In May 2008, a group of us ventured out to the Fulton Ferry Landing in Brooklyn, N.Y., to explore the mysterious Telectroscope by Paul St George. We’d read about this strange and beautiful Victorian-era apparatus, but none of us had experienced it up close.
As the story goes, St George is the great-grandson of Alexander Stanhope St George, who, in the mid-1890s, came close to completing one of the greatest engineering feats of all time — a transatlantic tunnel connecting New York and London via a curious contraption dubbed the Telectroscope.

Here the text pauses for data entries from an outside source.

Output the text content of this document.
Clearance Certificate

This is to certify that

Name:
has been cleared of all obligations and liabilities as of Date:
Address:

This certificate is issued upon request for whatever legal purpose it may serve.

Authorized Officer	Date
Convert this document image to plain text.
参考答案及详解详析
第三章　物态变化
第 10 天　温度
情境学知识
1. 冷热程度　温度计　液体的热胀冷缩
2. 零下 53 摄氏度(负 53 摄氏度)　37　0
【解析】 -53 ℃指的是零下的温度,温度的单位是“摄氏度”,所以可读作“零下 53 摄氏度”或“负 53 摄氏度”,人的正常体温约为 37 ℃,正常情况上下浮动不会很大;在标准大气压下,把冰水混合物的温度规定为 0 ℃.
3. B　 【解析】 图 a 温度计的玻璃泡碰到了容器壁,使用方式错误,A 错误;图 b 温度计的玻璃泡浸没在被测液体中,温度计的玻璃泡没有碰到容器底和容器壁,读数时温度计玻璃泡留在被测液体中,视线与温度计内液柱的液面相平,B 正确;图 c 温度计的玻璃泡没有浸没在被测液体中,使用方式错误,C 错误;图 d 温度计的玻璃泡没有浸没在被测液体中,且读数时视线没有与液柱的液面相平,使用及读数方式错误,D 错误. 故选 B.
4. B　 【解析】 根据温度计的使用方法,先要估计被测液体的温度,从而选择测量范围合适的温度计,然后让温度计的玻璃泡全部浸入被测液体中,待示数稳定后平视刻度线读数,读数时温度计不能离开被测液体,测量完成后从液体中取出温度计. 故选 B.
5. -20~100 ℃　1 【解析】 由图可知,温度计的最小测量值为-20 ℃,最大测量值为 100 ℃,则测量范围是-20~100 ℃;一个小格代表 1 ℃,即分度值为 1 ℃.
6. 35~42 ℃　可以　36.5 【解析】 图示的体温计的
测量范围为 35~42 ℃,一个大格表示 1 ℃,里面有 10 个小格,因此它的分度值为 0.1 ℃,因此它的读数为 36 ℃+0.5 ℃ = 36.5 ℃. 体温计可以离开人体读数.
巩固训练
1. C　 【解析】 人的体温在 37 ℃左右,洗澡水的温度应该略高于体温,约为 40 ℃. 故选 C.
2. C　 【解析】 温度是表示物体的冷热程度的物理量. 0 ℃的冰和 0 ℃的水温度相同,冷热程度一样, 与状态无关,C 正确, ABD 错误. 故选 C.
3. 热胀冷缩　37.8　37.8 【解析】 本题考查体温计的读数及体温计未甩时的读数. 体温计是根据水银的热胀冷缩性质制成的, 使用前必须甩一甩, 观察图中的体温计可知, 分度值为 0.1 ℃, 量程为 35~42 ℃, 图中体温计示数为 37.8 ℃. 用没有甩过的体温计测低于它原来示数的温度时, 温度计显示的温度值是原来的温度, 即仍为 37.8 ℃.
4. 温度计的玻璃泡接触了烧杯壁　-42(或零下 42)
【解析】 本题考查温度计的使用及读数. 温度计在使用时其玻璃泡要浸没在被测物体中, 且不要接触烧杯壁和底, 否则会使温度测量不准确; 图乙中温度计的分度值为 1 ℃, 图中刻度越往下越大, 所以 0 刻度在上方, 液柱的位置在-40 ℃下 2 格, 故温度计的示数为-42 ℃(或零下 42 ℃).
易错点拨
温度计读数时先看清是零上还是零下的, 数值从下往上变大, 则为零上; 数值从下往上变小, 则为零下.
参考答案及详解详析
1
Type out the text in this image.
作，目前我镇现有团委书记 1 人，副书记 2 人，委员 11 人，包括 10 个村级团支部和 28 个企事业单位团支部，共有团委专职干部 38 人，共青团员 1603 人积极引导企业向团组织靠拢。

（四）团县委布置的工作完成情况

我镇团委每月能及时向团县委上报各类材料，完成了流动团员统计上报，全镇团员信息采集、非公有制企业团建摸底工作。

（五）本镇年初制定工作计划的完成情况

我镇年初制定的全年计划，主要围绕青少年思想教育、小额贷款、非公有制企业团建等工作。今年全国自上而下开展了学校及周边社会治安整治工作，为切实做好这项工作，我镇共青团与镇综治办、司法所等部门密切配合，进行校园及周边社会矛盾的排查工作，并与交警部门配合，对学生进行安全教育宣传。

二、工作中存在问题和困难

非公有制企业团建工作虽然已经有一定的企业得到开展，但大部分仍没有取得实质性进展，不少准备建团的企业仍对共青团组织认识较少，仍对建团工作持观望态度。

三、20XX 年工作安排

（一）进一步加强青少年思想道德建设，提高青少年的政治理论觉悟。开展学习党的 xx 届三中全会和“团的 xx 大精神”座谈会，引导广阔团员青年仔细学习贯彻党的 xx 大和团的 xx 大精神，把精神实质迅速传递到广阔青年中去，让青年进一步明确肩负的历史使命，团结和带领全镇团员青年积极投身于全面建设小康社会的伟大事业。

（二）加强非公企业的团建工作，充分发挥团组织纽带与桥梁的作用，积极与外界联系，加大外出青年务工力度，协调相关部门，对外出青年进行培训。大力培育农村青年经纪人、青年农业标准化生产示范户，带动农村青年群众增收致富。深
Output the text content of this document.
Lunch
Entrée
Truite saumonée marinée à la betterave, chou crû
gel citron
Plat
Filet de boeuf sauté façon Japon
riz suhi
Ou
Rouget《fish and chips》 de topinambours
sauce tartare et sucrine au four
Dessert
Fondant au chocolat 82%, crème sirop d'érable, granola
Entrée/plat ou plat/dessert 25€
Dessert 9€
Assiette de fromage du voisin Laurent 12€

The Telectroscope is a powerful telescope, but instead of peering into the heavens, it sees through the Earth, connecting New York to London, 3,500 miles on the other side. Both the tunnel system and this optical device were marvels of Victorian engineering, and the project has ended up taking more than a century to complete.
There is an alternative, equally interesting theory on how the Telectroscope is connected. This story doesn’t start in the late 1800s, but rather, the early 2000s. The project was brought to life by the artist St George and produced by Artichoke, a London-based creative organization known for its extraordinary public shows. They worked with Tiscali, a telecommunications firm, and Twofour Digital, a media company, to create an ultra high-quality video conferencing system.
Each Telectroscope houses a Sony EX1 camera, a Breeze Technologies Ice Blue encoder/decoder, and a Sanyo XP-100 projector. The camera captures the video and the encoder/decoder converts it to an MPEG-2 format. The video is streamed over a Tiscali VPN fiber network, then data is decoded and projected onto the internal screen. The result is an amazingly realistic real-time image 6 feet in diameter, housed within the Telectroscope itself.
In the end, the story of St George’s great-grandfather may have some truth to it. The Telectroscope is a transatlantic tunnel between New York and London, only it’s digital, not analog.